Вот, коллега говорит, что время было у него, какие еще вопросы… А если представить себя на месте Ордынцева? Пришла она себе такая на работу, попивает чаек с сушечками, и тут бац! Одно за другим внезапно три расстрельных дела, которые необходимо срочно рассмотреть и вынести приговор, потому что если она этого не сделает, то всех троих к концу рабочего дня расстреляют без всякого суда. Уже солдаты стоят во дворе с заряженными пистолетами. И вот она судит изо всех сил, а у нее по плану сегодня был еще расписан Вася Иванов с квартирной кражей. Что делать? Отложить разбирательство или рассмотреть Васино дело на ходу в коридоре за те несколько минут, пока в зале идет смена подсудимых?

В этих фантастических для судьи, но вполне реальных для врача обстоятельствах она бы точно выбрала отложить Васю, а короткую передышку использовала для восстановления сил.

На свидетельское место поднялся профессор Тарасюк, импозантный мужчина средних лет в превосходном костюме-тройке, явно шитом на заказ. Сидя в декрете, Ирина слегка отвыкла от вида таких холеных мужиков и теперь с восторгом разглядывала его галстук: жемчужно-серый, в тонкую малиновую полоску, настоящее произведение искусства. У профессора было крупной лепки значительное лицо, будто созданное для студийных черно-белых фотографий, которые украшают развороты учебников, серьезной научной литературы и красуются на стендах «История кафедры».

Рядом с ним и подсудимый, и предыдущий оратор, да и вообще все присутствующие выглядели довольно убого.

Хорошо поставленным лекторским голосом профессор сообщил, что Ордынцев – некомпетентный и невнимательный врач, и никакого оправдания ему нет и быть не может. Профессор, как эксперт, самым тщательным образом изучил истории болезни поступивших, операционный журнал, журнал поступления и готов со всей ответственностью заявить, что у Ордынцева не только было время выполнить свои обязанности, но его могло быть намного больше, потому что торакотомия была проведена без показаний.
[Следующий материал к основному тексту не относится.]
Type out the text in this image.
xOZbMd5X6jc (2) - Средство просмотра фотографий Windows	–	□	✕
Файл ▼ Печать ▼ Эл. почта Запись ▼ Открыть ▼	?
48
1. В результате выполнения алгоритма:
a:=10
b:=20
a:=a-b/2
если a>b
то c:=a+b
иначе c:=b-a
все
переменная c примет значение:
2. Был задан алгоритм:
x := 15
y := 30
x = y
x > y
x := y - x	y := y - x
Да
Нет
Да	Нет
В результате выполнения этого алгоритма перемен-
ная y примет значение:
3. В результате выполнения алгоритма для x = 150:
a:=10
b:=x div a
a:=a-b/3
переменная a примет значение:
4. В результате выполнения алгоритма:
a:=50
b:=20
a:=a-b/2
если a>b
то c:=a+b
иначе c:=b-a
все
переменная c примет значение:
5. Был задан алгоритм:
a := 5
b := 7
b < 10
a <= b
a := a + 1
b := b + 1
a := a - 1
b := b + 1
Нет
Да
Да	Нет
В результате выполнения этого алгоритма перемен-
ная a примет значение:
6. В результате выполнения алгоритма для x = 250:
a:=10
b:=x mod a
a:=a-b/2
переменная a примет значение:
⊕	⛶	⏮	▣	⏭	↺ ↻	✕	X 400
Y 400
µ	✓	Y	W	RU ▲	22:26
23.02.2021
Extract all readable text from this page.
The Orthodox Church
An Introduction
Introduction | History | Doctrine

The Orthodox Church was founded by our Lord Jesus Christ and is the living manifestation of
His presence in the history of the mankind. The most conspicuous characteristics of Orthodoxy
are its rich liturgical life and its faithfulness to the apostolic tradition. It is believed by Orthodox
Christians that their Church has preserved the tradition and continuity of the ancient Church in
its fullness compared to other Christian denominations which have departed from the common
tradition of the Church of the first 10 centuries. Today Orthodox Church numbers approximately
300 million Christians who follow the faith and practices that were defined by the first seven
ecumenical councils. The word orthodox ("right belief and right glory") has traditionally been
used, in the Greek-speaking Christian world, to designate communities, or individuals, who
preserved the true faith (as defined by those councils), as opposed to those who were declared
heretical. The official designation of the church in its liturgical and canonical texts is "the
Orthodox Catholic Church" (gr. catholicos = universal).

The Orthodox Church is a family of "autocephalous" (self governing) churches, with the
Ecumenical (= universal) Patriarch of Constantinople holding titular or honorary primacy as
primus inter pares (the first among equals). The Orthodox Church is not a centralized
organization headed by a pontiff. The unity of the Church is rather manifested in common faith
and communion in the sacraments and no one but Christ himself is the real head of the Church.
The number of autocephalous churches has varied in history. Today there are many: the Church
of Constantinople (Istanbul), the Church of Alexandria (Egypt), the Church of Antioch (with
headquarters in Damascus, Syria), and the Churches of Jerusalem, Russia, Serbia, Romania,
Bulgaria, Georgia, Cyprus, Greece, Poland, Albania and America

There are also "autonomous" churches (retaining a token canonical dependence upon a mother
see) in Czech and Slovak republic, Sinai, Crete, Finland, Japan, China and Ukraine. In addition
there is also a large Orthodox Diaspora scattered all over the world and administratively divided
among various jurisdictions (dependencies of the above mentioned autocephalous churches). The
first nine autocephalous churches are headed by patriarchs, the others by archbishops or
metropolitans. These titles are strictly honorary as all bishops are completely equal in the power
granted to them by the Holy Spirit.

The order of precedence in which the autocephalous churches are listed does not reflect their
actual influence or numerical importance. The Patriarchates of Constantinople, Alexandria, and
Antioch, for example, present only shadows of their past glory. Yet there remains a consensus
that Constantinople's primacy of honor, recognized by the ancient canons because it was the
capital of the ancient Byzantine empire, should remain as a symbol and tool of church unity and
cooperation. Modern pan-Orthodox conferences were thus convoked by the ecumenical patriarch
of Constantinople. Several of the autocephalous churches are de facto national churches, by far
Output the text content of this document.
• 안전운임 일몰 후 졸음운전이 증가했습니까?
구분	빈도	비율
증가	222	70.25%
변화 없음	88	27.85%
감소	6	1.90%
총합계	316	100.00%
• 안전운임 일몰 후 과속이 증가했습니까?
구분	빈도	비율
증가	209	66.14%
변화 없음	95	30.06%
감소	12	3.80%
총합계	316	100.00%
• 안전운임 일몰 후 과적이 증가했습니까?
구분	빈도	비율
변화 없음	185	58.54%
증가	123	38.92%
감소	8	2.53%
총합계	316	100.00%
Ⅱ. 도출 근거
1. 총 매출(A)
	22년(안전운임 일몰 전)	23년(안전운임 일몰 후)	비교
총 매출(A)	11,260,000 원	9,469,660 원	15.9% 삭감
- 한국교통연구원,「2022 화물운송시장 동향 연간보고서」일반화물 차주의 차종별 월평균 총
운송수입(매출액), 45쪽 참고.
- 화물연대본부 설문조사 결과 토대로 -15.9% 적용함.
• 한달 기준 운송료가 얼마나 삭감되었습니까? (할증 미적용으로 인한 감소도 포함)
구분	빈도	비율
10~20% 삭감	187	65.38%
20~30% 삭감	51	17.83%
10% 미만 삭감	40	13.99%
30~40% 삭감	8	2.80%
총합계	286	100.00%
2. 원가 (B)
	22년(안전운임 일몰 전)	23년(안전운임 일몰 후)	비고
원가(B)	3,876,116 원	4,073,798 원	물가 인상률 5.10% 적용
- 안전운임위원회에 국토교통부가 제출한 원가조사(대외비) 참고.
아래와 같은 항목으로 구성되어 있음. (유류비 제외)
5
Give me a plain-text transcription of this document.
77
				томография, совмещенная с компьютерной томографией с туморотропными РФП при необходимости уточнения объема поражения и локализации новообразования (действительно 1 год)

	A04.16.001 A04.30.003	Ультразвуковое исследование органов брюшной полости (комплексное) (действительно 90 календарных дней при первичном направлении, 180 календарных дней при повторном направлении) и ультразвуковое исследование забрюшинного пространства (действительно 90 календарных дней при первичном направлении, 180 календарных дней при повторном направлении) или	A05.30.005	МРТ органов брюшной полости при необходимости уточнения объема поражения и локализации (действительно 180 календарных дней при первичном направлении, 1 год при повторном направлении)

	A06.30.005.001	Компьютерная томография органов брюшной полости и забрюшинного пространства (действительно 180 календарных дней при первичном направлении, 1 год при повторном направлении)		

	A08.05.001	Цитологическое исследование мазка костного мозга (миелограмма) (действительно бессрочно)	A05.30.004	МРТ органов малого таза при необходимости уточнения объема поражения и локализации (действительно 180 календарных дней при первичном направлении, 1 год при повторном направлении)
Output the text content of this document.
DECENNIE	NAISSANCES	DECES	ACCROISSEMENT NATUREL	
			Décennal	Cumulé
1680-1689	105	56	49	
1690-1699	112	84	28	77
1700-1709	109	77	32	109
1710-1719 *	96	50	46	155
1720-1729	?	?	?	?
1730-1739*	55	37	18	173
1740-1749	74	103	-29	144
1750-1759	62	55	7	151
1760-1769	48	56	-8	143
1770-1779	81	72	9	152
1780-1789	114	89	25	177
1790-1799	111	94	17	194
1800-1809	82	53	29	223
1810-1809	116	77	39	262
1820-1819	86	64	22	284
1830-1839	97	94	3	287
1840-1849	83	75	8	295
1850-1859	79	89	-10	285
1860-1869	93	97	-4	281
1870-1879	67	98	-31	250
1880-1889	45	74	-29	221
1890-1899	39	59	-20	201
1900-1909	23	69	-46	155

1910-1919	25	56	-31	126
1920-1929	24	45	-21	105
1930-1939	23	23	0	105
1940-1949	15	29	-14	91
– Следовало поставить дренаж и наблюдать, ибо всем грамотным докторам известно, что в восьмидесяти процентах случаев травмы грудной клетки лечатся консервативно. В частности, во время Второй мировой войны в британской армии таких пострадавших вели не хирурги, а терапевты.

– Мы не в британской армии, – буркнул Кошкин, но профессор не дал сбить себя с мысли.

– Таким образом, мы имеем не только грубую халатность в виде невыполнения своих обязанностей, но и выбор ошибочной тактики ведения тяжелого больного, что для доктора Ордынцева, к большому сожалению, не редкость.

– А вы его знаете? – спросил Кошкин.

Тарасюк поджал губы:

– Да, имел такое удовольствие.

– И как вы можете охарактеризовать подсудимого в целом?

– Как? Врач – это прежде всего призвание! Надо этим жить, иначе нет смысла идти в медицину, а у Ордынцева что? Придешь на обход, а в шестнадцать часов уже никого в отделении нет! Халаты сняли – про больных забыли! Коллектив разболтанный, невежественный, читают только журнал «Крокодил» и знать ничего не желают! Никакого интереса к достижениям науки, ничего не желают ни знать, ни внедрять в практику. Пришли, гипсы проверили, дневники записали, чаю попили – и по домам. И что особенно прискорбно наблюдать, не старые ведь еще все люди, гореть должны, стремиться, а они сидят, как бабки старые. Ничего не хотят. На операцию зовешь – не идут, с больными не занимаются. Особенно Ордынцев! Ему вообще на все наплевать, ну а подчиненные, глядя на него, тоже расхолаживаются, рыба ведь с головы гниет.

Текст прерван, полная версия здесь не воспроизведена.